Het Páramo Andino Project (PPA), geïmplementeerd tussen 2006 en 2012 en gefinancierd door de Global Environment Facility (GEF), faciliteerde het opstellen van een participatief beheerplan voor het behoud en duurzaam gebruik van de Páramo. Eerst werd de gemeenschap benaderd en vertrouwen gekweekt, waarna een participatieve diagnose werd uitgevoerd, niet alleen om informatie over de páramo te verkrijgen, maar ook over de kennis en percepties van de lokale bevolking. Er werden ook ruimtes voor discussie en reflectie gecreëerd door leden van de gemeenschap uit te nodigen die direct en indirect gebruik maken van de páramo. De interactie tussen het facilitatieteam en de dorpsbewoners, door middel van workshops, maakte het mogelijk om kennis te delen en van elkaar te leren. Tot slot presenteerde de gemeenschap zelf haar plan aan de lokale en regionale autoriteiten, die de monitoring van het plan op zich namen, om de staat van instandhouding van haar veengebieden, de dynamiek van het landgebruik en enkele indicatoren met betrekking tot hun levenskwaliteit op te volgen.

Het vereist:

  • Een zeer participatief en reflectief proces.

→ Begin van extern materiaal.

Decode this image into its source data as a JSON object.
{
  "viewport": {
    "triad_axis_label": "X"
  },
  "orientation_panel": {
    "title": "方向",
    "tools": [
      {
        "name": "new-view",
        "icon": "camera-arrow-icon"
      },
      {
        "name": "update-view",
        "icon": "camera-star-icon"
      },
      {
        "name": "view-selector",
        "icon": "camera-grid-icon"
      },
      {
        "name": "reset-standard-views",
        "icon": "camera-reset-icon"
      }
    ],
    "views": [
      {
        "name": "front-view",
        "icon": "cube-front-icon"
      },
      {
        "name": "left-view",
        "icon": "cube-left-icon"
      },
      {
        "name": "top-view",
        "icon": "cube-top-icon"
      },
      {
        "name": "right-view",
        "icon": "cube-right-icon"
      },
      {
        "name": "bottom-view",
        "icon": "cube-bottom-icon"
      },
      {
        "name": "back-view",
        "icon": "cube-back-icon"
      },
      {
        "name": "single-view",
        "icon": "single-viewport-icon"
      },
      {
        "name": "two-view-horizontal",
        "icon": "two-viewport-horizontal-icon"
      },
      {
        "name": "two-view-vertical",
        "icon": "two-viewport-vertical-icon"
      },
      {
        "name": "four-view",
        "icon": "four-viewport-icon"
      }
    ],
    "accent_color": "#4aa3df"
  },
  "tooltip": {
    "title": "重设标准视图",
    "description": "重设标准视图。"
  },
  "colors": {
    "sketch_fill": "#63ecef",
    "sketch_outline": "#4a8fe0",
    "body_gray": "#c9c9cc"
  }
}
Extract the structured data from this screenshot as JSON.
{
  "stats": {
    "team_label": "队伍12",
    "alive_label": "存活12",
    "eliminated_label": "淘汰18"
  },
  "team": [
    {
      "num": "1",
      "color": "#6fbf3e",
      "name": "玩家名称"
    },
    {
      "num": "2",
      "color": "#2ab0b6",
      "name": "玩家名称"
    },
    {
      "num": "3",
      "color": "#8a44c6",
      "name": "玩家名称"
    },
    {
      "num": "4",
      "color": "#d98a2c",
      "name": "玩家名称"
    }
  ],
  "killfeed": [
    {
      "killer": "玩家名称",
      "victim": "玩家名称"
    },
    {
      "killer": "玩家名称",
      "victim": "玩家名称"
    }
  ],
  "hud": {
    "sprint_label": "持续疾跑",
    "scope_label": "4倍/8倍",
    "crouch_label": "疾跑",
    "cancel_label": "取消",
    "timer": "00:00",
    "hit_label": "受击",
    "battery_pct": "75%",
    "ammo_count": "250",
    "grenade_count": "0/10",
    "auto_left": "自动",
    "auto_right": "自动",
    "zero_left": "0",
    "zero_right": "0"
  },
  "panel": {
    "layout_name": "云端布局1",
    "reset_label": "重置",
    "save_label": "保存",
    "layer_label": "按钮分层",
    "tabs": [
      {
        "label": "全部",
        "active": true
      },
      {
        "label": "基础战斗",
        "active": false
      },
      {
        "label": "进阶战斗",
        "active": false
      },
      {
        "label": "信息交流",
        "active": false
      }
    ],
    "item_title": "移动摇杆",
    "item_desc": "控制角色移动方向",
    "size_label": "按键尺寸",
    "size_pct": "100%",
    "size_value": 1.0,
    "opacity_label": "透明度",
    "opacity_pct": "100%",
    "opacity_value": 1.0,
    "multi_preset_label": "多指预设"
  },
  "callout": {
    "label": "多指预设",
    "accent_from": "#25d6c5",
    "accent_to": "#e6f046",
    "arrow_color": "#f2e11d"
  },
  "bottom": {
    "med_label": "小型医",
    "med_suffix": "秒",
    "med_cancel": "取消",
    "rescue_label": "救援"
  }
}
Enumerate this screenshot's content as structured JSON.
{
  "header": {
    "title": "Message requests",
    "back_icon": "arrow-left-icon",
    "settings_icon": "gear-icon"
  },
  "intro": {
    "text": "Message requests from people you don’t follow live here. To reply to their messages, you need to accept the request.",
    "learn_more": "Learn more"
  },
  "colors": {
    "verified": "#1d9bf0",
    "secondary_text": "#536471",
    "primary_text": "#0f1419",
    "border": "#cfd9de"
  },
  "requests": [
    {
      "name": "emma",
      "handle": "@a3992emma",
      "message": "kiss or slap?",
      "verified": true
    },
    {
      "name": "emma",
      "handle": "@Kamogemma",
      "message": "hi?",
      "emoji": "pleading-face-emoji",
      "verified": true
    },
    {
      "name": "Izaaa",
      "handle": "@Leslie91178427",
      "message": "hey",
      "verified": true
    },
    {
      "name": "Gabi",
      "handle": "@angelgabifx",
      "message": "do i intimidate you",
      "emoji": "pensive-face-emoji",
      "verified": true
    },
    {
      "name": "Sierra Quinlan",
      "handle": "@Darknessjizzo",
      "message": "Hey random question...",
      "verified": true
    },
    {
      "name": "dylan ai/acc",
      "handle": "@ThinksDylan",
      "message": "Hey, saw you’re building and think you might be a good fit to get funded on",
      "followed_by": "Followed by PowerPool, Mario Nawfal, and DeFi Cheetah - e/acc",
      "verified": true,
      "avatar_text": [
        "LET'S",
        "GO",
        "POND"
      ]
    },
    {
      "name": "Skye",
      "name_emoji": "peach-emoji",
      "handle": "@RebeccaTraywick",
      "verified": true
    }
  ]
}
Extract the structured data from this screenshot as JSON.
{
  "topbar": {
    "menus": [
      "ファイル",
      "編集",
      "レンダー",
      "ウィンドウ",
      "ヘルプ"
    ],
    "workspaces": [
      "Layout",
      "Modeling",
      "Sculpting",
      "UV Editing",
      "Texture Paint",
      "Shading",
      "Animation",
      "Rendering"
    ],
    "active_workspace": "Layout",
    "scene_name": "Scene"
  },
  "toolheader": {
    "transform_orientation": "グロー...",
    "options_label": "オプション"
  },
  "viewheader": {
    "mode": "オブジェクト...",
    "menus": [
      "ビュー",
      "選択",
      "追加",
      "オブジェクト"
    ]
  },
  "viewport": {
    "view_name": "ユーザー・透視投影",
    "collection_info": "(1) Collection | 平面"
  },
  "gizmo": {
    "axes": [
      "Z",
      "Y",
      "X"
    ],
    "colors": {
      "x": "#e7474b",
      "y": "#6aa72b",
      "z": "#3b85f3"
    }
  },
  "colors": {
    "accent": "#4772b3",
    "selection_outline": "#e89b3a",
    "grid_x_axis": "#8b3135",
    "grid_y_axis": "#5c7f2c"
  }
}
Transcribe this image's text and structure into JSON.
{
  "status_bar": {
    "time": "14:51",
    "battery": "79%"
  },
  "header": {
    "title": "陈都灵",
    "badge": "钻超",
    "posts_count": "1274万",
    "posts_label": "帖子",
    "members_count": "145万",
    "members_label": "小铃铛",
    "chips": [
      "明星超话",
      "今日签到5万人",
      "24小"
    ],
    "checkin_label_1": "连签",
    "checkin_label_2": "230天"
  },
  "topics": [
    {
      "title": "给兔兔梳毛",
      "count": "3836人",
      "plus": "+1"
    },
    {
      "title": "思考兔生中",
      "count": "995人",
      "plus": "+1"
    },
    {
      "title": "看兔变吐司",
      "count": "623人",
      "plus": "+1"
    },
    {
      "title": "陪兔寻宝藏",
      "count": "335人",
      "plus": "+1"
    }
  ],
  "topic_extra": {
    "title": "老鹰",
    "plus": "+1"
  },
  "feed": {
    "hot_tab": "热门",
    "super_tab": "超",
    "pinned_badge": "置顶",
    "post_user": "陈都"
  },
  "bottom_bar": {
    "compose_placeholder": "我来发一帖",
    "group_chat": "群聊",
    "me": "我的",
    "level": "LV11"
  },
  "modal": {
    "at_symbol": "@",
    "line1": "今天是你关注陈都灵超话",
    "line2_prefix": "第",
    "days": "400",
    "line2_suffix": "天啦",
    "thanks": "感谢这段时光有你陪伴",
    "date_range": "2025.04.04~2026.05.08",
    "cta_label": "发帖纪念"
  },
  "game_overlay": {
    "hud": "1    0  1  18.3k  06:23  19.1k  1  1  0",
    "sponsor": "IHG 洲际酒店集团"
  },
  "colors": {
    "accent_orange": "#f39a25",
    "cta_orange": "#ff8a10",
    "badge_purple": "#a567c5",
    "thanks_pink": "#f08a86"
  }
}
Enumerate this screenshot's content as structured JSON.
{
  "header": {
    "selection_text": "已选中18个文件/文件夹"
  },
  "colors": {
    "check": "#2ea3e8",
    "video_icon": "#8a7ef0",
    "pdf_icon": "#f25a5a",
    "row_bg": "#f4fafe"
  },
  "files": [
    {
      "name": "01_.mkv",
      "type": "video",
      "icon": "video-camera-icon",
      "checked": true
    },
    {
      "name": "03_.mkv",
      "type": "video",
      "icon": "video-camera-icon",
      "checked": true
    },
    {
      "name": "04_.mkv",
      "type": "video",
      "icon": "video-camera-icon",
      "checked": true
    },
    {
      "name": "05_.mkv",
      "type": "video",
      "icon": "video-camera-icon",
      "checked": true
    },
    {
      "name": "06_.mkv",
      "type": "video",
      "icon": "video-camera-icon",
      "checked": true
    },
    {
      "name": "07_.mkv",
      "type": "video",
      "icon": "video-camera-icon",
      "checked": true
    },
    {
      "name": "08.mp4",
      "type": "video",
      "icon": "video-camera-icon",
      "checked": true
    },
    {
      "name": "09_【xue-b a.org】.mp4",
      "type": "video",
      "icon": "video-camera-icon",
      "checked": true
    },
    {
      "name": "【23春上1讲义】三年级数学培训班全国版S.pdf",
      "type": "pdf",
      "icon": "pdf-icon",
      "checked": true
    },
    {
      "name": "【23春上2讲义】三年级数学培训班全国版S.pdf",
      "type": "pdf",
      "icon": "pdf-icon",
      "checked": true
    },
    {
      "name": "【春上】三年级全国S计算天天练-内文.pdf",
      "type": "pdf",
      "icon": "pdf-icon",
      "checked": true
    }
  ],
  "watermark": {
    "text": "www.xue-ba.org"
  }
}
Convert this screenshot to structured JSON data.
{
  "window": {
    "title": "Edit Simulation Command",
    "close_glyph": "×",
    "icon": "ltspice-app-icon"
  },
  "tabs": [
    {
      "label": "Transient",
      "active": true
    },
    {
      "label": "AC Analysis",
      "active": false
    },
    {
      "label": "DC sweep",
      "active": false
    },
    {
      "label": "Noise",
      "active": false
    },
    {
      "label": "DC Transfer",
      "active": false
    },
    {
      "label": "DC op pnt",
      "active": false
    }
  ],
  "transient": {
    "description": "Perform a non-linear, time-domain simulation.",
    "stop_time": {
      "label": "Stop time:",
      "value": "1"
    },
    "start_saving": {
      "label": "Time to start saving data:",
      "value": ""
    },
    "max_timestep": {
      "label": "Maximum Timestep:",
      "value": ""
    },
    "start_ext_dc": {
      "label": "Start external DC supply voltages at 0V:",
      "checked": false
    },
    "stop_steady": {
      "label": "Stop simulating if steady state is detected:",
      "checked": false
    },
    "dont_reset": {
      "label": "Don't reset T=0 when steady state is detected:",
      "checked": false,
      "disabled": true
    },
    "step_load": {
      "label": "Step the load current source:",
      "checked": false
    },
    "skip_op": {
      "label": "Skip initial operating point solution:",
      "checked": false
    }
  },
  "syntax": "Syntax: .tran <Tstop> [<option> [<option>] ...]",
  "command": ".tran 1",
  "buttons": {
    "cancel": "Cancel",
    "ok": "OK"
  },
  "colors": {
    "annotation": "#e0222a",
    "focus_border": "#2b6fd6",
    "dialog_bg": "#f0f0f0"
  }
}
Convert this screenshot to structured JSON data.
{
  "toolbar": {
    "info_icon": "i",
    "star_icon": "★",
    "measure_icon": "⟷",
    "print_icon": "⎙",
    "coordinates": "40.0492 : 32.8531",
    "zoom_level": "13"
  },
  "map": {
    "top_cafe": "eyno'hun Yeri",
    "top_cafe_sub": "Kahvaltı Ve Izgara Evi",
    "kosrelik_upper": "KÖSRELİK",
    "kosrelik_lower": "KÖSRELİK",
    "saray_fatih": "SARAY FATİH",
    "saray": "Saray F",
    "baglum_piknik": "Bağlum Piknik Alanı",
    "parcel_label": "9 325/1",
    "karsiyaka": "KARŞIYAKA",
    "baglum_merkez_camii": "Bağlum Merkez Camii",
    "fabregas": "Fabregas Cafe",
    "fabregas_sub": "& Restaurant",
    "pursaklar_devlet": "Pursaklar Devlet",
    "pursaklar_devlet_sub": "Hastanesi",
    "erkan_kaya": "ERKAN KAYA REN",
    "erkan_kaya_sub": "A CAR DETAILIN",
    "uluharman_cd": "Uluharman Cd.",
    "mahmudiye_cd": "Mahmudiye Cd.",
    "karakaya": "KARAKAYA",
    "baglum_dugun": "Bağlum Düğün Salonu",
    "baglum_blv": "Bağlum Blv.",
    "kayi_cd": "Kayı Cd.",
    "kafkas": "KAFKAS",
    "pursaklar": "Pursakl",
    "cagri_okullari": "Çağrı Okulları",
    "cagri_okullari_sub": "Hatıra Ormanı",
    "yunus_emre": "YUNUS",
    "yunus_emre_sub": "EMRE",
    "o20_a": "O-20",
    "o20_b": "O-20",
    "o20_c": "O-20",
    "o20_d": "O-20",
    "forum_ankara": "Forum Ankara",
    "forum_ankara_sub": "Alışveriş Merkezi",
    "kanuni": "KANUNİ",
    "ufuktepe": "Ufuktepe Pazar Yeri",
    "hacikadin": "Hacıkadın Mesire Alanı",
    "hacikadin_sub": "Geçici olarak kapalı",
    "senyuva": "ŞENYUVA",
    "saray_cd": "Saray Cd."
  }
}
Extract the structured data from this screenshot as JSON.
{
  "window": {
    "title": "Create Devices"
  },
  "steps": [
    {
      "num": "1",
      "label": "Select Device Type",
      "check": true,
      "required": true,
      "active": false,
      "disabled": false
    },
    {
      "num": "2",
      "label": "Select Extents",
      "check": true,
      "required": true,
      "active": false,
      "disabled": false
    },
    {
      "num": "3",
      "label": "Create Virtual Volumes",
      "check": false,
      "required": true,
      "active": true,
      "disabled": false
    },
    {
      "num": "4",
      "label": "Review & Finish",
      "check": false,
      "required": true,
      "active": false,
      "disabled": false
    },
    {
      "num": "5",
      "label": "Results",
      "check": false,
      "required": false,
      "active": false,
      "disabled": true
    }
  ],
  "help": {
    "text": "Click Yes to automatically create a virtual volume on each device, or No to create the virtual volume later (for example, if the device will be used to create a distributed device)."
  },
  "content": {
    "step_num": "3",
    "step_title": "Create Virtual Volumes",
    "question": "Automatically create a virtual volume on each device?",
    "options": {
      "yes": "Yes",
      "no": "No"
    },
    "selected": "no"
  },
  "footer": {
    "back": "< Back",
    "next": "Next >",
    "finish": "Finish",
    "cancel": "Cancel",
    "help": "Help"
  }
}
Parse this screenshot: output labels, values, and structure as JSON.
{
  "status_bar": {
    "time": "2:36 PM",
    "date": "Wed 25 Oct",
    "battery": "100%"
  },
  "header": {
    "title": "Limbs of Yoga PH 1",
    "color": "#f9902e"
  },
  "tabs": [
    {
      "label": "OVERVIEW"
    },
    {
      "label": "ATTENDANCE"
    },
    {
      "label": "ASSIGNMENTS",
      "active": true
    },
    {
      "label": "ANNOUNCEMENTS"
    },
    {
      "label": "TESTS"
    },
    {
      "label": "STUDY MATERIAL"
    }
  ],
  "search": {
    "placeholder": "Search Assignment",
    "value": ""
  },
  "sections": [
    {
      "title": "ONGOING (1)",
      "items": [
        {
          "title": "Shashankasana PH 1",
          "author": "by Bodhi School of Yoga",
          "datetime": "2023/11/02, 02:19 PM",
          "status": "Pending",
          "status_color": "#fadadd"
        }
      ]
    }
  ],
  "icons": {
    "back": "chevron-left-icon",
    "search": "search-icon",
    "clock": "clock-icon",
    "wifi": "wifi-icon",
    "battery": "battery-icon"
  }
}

  • Commitment van de gemeenschap en de instellingen die verantwoordelijk zijn voor het project.
  • Implementatie van behoud en productieve activiteiten.
  • Het opstellen van het participatieve beheerplan was een lang proces, maar met veel betrokkenheid en deelname van de lokale bevolking.
  • De inzet van alle betrokken actoren, voornamelijk de gemeenschap en de provinciale gemeente Ayabaca, om de implementatie van het beheerplan te steunen en te ondersteunen.
  • De permanentie van de instellingen in het gebied voor een lange periode om de implementatie van het beheerplan en het beheer van andere initiatieven te begeleiden en te ondersteunen.